Download or read book What is Literature written by Mark Robson and published by John Wiley & Sons. This book was released on 2020-02-11 with total page 749 pages. Available in PDF, EPUB and Kindle. Book excerpt: An essential guide to understanding literary theory and criticism in the European tradition What is Literature? A Critical Anthology explores the most fundamental question in literary studies. ‘What is literature?’ is the name of a problem that emerges with the idea of literature in European modernity. This volume offers a cross-section of modern literary theory and reflects on the history of thinking about literature as a specific form. What is Literature? reveals how ideas of the literary draw on the foundations of Western thought in ancient Greece and Rome, charting the emergence of modern literature in the eighteenth century, and including selections from the present state of the art.

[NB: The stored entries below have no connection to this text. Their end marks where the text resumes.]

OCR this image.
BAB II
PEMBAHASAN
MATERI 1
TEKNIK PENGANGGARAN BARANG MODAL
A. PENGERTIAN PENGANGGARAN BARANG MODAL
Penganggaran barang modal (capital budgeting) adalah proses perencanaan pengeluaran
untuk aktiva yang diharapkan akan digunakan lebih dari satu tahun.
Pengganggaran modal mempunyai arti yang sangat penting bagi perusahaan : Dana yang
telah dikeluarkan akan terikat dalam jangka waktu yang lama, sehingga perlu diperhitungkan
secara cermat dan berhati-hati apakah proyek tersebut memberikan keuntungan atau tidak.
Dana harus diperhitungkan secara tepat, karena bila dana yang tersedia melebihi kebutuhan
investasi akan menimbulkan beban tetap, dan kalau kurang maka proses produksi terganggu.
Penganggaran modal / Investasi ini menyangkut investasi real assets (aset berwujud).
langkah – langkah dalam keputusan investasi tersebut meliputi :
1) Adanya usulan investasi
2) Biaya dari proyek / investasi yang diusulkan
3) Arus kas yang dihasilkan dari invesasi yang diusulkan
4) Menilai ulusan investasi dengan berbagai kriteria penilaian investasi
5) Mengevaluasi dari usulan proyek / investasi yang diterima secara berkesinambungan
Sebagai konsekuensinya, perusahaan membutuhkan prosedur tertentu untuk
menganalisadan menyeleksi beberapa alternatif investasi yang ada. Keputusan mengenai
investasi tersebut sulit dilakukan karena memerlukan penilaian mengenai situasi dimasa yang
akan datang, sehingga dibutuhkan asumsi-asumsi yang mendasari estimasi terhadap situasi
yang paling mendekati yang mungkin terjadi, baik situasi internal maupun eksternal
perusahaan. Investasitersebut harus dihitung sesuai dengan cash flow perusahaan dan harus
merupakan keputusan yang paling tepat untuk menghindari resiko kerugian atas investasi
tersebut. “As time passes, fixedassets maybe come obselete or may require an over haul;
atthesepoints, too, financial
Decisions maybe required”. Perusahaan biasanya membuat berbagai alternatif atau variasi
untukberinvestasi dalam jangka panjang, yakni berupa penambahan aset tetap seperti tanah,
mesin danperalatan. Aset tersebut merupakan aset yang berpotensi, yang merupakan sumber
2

The anthology includes the work of leading writers and critics of the last two thousand years including Plato, Henry James, Virginia Woolf, Edward Said, Gayatri Chakravorty Spivak, Jacques Rancière, and many others. The book is an insightful examination of the nature of literature, its meanings and values, functions and forms, provocations and mysteries. What is Literature? brings together in one volume influential and intriguing essays that show our enduring fascination with the idea of literature. This important guide: Contains a broad selection of the most significant texts on the topic of literature Includes leading writers from ancient times to the most recent thinkers on literature and criticism Encourages readers to reflect on the varied meanings of “literature” What is Literature? A Critical Anthology is a unique collection of texts that will appeal to every student and scholar of literature and literary criticism in the European tradition.